How Can You Use Meal Construction and Relationships to Beat Your Cravings?
Now that you’re armed with mindfulness and some basic nutrition knowledge, you can start to plan your meals for success and dig into your mind a little bit to start cutting off cravings at their root. Here’s what to do:
- As often as possible, try to make your meals replicate Precision Nutrition’s Calorie Control Guide – This will keep you feeling fuller for longer and help avoid ravenous hunger pangs when you’ve gone a few hours without food.
- Start asking yourself “why” you’re craving – Your mindfulness techniques will start to come in handy now. The more mindful you become, the more you’ll be able to connect dots and see what’s actually causing your cravings. Once you know what’s causing it, you can address that issue dead-on instead of avoiding it and eating instead.
Now you’ve got a few great tools for managing cravings but I wanna kick things up a notch for you. If you want a surefire way to kick your cravings, check this out…
How Can You End Cravings For Good?
Sometimes, no matter how prepared you are, no matter how mindful you are, and how well you know “why” your craving that food, the craving persists. It happens to everyone. It doesn’t mean you’re a bad person. After all, you’re only human.
If this happens, there’s only one thing you can do to get past it.
You need to act. Now.
Get engrossed in your work, go out for a walk, go play with the kids or the dog, do some household chores, go to the gym, get busy crossing things of a to-do list, start building something, learn how to repair your bike, call up a friend and have a long conversation, do some gardening, practice a sport, get moving somehow!

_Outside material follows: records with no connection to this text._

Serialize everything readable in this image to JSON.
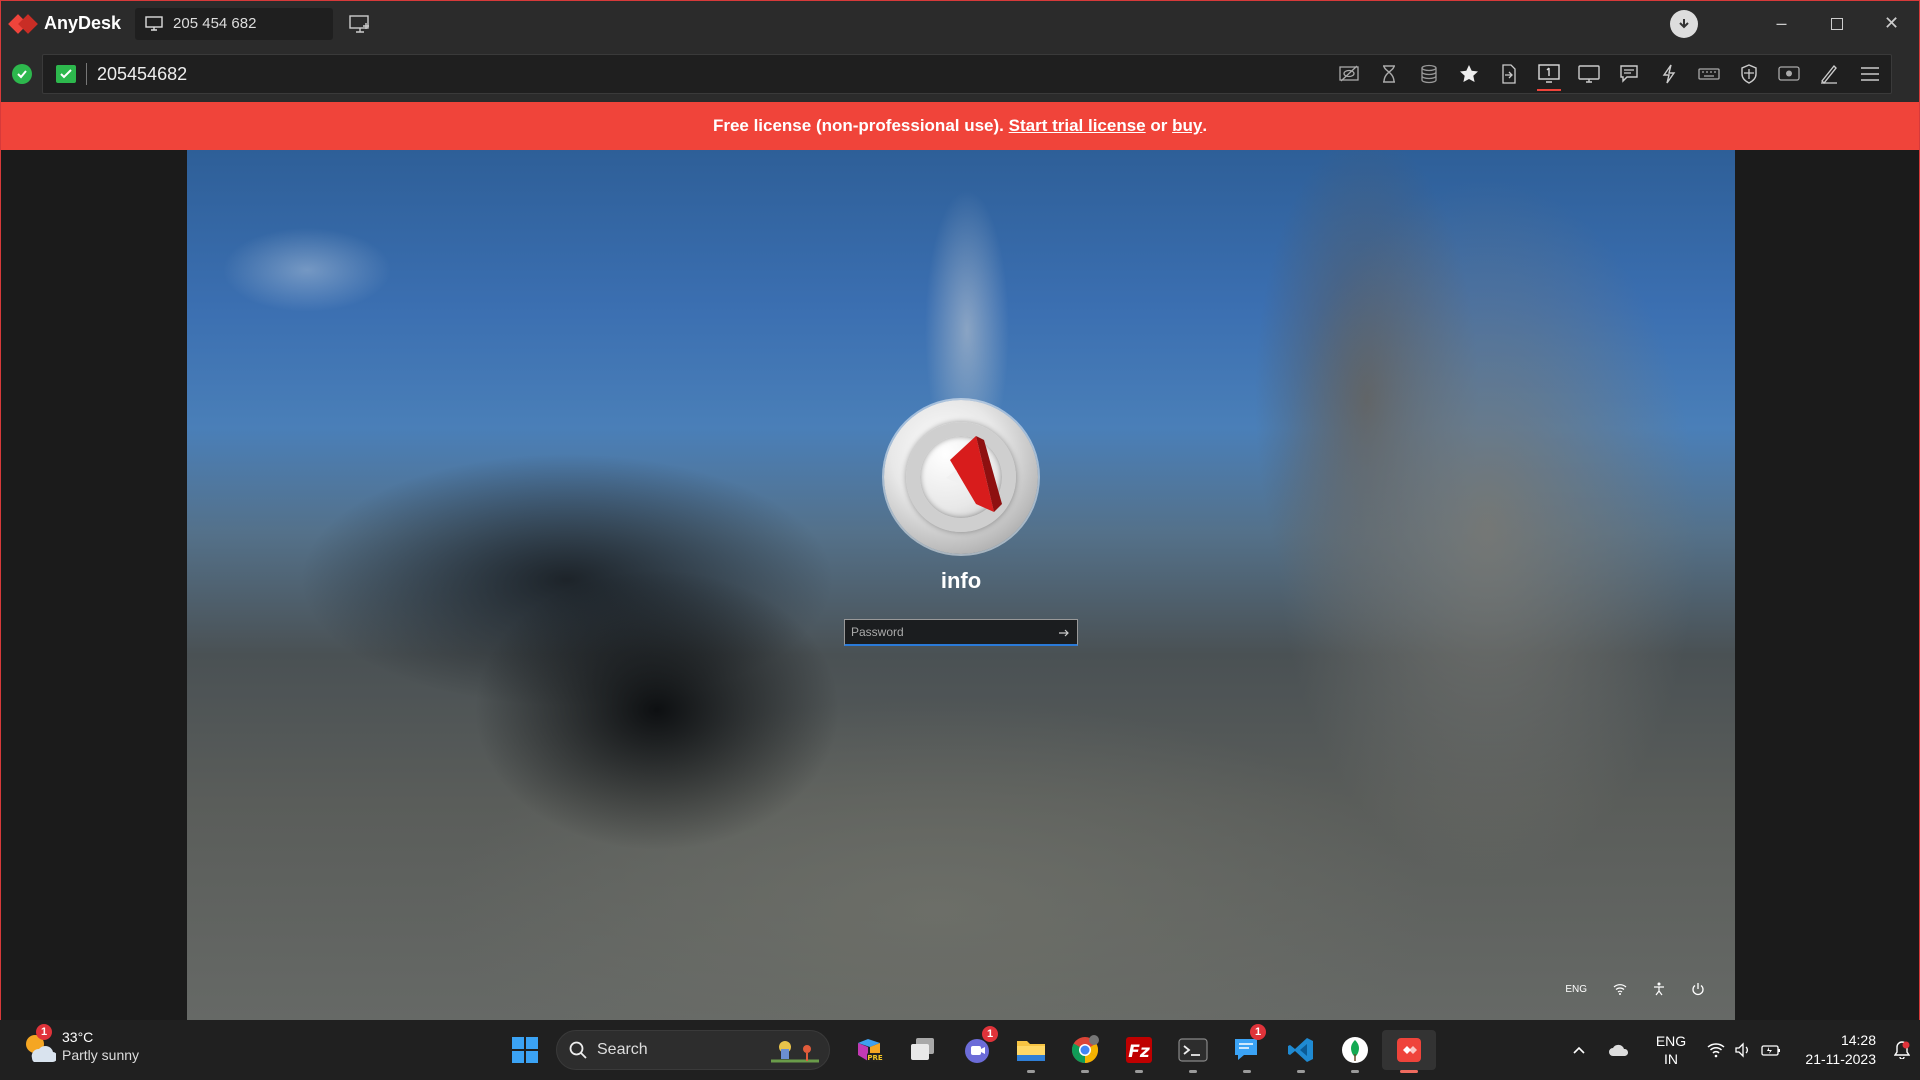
{
  "app": {
    "name": "AnyDesk"
  },
  "tab": {
    "label": "205 454 682"
  },
  "address": {
    "value": "205454682"
  },
  "banner": {
    "prefix": "Free license (non-professional use). ",
    "trial_link": "Start trial license",
    "middle": " or ",
    "buy_link": "buy",
    "suffix": "."
  },
  "remote": {
    "username": "info",
    "password_placeholder": "Password",
    "tray_lang": "ENG"
  },
  "taskbar": {
    "weather": {
      "temp": "33°C",
      "desc": "Partly sunny",
      "badge": "1"
    },
    "search_placeholder": "Search",
    "teams_badge": "1",
    "messages_badge": "1",
    "lang_top": "ENG",
    "lang_bottom": "IN",
    "time": "14:28",
    "date": "21-11-2023"
  },
  "colors": {
    "accent": "#ef443b",
    "ok": "#2db84d",
    "banner": "#f0443a",
    "focus": "#2a7ad8"
  }
}
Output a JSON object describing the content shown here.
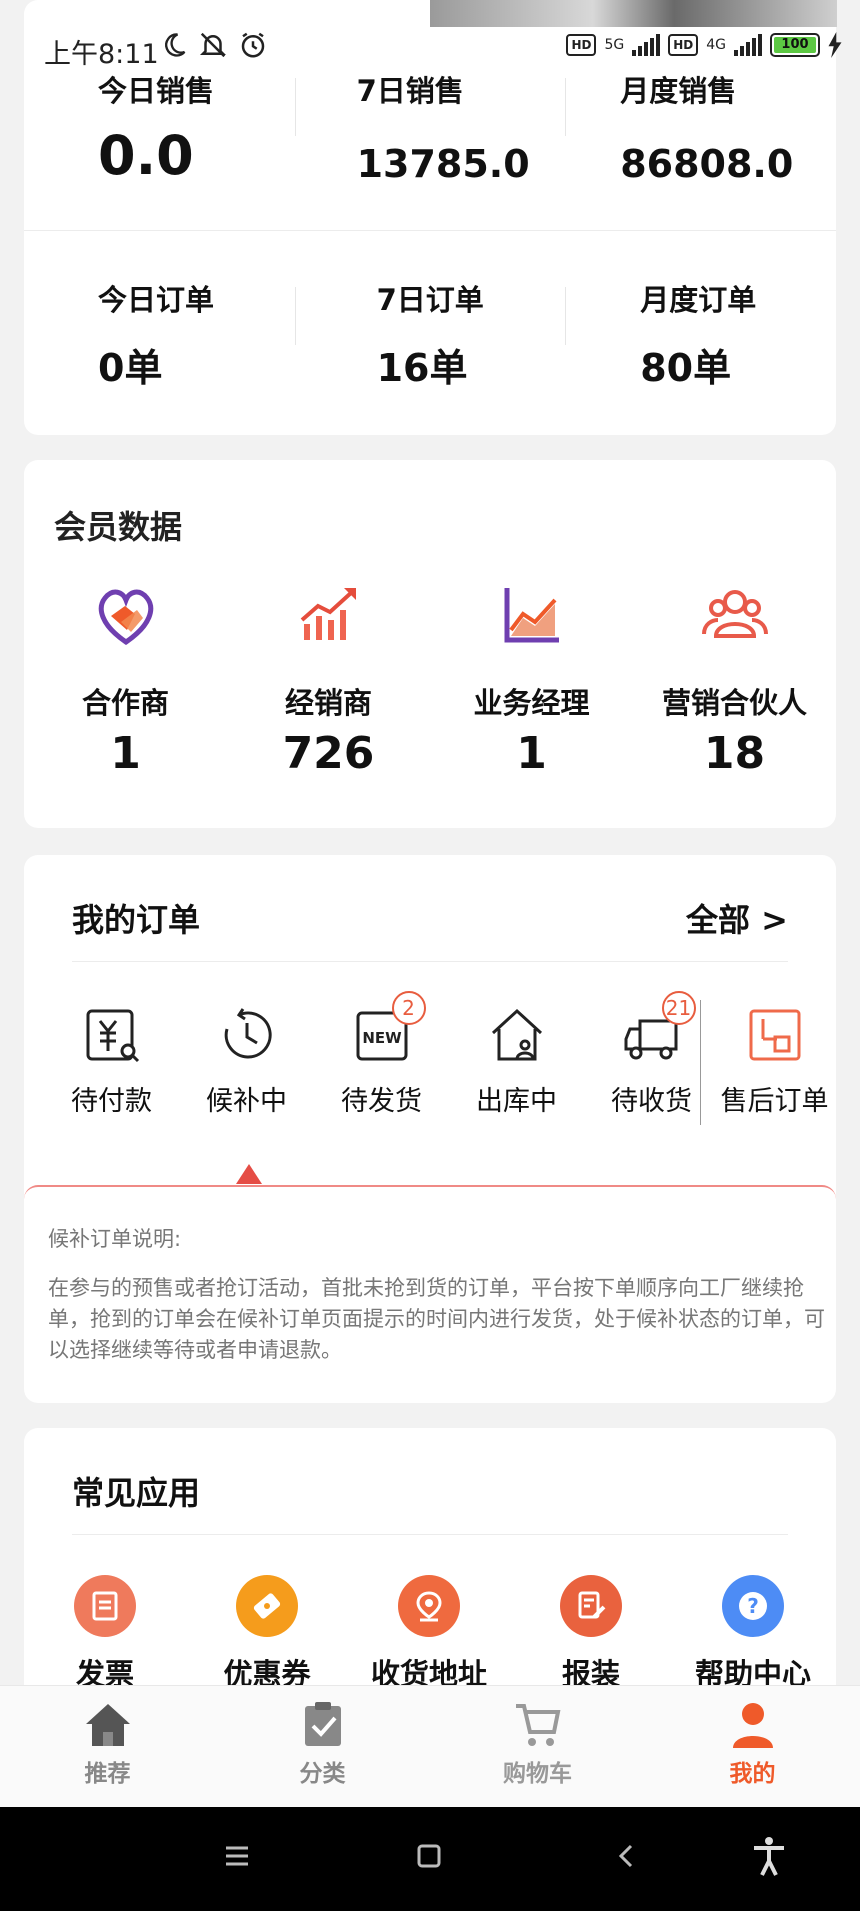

You see, most cravings mask our emotions, our worries, and our anxieties. And the cure for anxiety is action. When you start acting, you get things done, you feel productive, you get blood flowing in your body, you improve yourself, you feel accomplished.
If you just sit there and think about the craving or the anxiety or the emotion, you’ll stew in it and eventually you’ll have to give into it.
As much as possible, get your mind off it and start being as productive as you possibly can. Act and act until you’ve tuckered yourself out and then you’ll probably feel more like going to sleep than thinking about that craving.
If all else fails, action will help you beat your cravings.
Putting it All Together
Alright, that was a lot of information so thanks for sticking with me. I want to make sure you know everything there is to know about cravings and how to beat them. Just for your sake (and also for mine, since I have the memory of a goldfish), let’s review your strategies for beating cravings:
- Know When and Where You Get Cravings – Start developing the habit of mindfulness and use a journal to help record when and where you get cravings. When you’re caught in the moment, go on a mindful walk as Susan Albers suggests
- Know What it is You’re Craving – Start changing your environment to set yourself up for success and learn some healthier alternatives to substitute for those foods you crave
- Know Why You Get Cravings – It’ll either be genuine hunger or emotions masquerading as hunger. Get to the bottom of it by planning your meals with the “fullness trio” and using mindfulness to ask yourself “why” you get your cravings
- When All Else Fails, Get Busy – Get your mind off the craving and get engrossed in being productive. Action is the cure for anxiety and hunger is often just masked anxiety.
Cravings are a normal and difficult part of losing weight. By taking a closer look at your cravings and using the strategies we’ve given you, you’ll be armed with the tools to beat your cravings for good.